A friend of mine who is not TTC (she has a 3-year-old and doesn't want more children) mentioned yesterday that she has read that there is currently a "baby boom" in progress. So perhaps that explains it.
One of my activities this weekend was to attend a baby shower. I know that many women struggling with infertility avoid these occasions out of self-preservation, and I can certainly understand why.
The guest of honor was a friend (and former co-worker) of mine. We are not close but have a lot of mutual admiration for one another.
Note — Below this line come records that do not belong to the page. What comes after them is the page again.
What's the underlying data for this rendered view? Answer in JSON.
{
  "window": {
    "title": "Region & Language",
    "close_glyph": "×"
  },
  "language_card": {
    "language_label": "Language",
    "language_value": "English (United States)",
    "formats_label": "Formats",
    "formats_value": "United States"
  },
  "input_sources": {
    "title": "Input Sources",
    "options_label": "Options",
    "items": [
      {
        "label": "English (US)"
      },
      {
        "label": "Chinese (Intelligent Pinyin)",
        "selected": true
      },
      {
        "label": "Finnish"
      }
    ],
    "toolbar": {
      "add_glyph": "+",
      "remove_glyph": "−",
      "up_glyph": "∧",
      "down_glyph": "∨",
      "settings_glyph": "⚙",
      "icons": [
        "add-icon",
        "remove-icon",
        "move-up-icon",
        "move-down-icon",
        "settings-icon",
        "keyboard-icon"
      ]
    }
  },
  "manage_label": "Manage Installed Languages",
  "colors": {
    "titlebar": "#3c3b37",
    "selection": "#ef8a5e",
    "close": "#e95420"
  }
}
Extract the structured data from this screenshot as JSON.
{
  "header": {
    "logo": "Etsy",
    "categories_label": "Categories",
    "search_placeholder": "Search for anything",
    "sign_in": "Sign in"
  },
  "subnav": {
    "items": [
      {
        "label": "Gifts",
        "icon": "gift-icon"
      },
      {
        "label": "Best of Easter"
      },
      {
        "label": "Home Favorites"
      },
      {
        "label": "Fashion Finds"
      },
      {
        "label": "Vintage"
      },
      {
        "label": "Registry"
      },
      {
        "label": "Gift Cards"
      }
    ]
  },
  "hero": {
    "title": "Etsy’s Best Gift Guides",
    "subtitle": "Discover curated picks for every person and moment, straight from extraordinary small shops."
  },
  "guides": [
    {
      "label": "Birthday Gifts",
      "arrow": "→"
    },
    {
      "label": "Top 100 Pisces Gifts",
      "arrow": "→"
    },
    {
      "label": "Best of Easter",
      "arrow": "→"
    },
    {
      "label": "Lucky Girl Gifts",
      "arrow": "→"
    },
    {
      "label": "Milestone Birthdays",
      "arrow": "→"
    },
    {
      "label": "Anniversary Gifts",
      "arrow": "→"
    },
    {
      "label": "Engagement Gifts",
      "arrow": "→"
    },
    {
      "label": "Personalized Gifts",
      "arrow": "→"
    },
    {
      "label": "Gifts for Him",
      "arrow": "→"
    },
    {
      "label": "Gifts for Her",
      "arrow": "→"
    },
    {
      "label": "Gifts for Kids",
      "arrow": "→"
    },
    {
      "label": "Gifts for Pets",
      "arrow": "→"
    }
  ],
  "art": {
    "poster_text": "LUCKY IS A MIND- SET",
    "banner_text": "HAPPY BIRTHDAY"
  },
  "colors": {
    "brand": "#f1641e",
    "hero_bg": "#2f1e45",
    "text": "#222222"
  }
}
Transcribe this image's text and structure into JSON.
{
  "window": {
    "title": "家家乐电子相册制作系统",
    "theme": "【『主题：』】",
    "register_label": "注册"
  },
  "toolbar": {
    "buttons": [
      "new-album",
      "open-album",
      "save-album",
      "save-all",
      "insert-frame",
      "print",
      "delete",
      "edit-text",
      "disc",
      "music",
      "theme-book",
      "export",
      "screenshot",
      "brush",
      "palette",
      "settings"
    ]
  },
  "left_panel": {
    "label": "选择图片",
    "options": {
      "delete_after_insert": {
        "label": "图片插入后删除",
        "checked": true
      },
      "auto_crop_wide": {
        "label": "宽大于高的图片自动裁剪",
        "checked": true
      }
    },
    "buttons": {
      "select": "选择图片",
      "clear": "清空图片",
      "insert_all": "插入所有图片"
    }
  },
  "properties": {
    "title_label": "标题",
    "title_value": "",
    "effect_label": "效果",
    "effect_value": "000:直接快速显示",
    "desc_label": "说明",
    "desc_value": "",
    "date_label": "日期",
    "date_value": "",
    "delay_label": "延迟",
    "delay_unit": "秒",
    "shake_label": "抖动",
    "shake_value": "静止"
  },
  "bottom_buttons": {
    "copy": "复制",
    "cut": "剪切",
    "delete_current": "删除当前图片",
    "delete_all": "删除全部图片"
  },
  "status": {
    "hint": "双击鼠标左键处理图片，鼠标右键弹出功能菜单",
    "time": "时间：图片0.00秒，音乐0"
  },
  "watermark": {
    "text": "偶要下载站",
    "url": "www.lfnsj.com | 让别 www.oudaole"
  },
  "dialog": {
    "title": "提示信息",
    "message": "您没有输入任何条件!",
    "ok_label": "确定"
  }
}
We both left our old job around the same time--she to move to another state with her Air Force pilot husband who was reassigned, and I to move to a nearby larger city for a good job opportunity--nearly 21 months ago, so it had been nearly two years since we had seen one another. (Given the poor job I've done of keeping in touch with distant friends since my marriage, I didn't even know she was pregnant until I received her shower invitation.)
Because it had been nearly two years since I'd seen my friend and because I knew that I'd likely not see her again in the near future, given that she now lives five states away and will be having a baby in August, I definitely wanted to attend the shower, even if I thought it would be hard.
I actually figured that I'd handle the shower fine. It would be only the second one I'd attended since first visiting the RE and realizing that there might be a problem. At that time, we hadn't even completed our testing, and the mother-to-be was a close friend whose shower I really wouldn't have skipped regardless. I had no problem then.
The shower actually wasn't that all that hard, but I definitely felt different than I have felt attending showers in the past. On the plus side, I got to see a few other friends who I don't see often, as well as several former co-workers who are not quite friends, but congenial acquaintances who it was nice to see again. Luckily, the guest of honor had asked that the shower not be overly cheesy, so we only had to play two games. The majority of the time was spent eating and chatting.
On the down side, I felt a pang or two when I heard my friend reading the advice and good wishes from friends and when I saw the cute little baby clothes. Another hard thing was when a friend attending the shower shared that she is now pregnant with #2 (she has a 16-month-old son). I was genuinely happy for her--she is a terrific mom and person--but hearing about her current pregnancy (and delivery of her first, since we hadn't seen each other since before his birth) just highlighted for me what I haven't experienced and may never experience.
There was definitely more good than bad, and I'm glad that I went. . . . but I'm not sure that it's an experience I'll be looking to repeat any time in the near future.
Oh, and did I mention that my other social event of the weekend was dinner at the home of a close friend? The friend is the one I mentioned above whose shower I attended last November. I am godmother to her (adorable) 3-month-old son. The other guests besides MM and I were a close mutual friend of ours and her husband with their 21-month-old son and 8-month-old daughter and another couple with whom we are all friendly, along with their 5-year-old daughter and 4-year-old son. Again, far more good than bad here; it was great to see my friends, especially the ones with the little kids because they were just in town for the weekend, having moved to the DC area about six months ago. It was even nice to see the kids. I love children, and there is something special about seeing how they grow and change while they're little. I've known every one of those kids since birth.
We enjoyed ourselves, but yep. . . . we are definitely the "odd man out." Five children at the dinner party, and not one of them ours.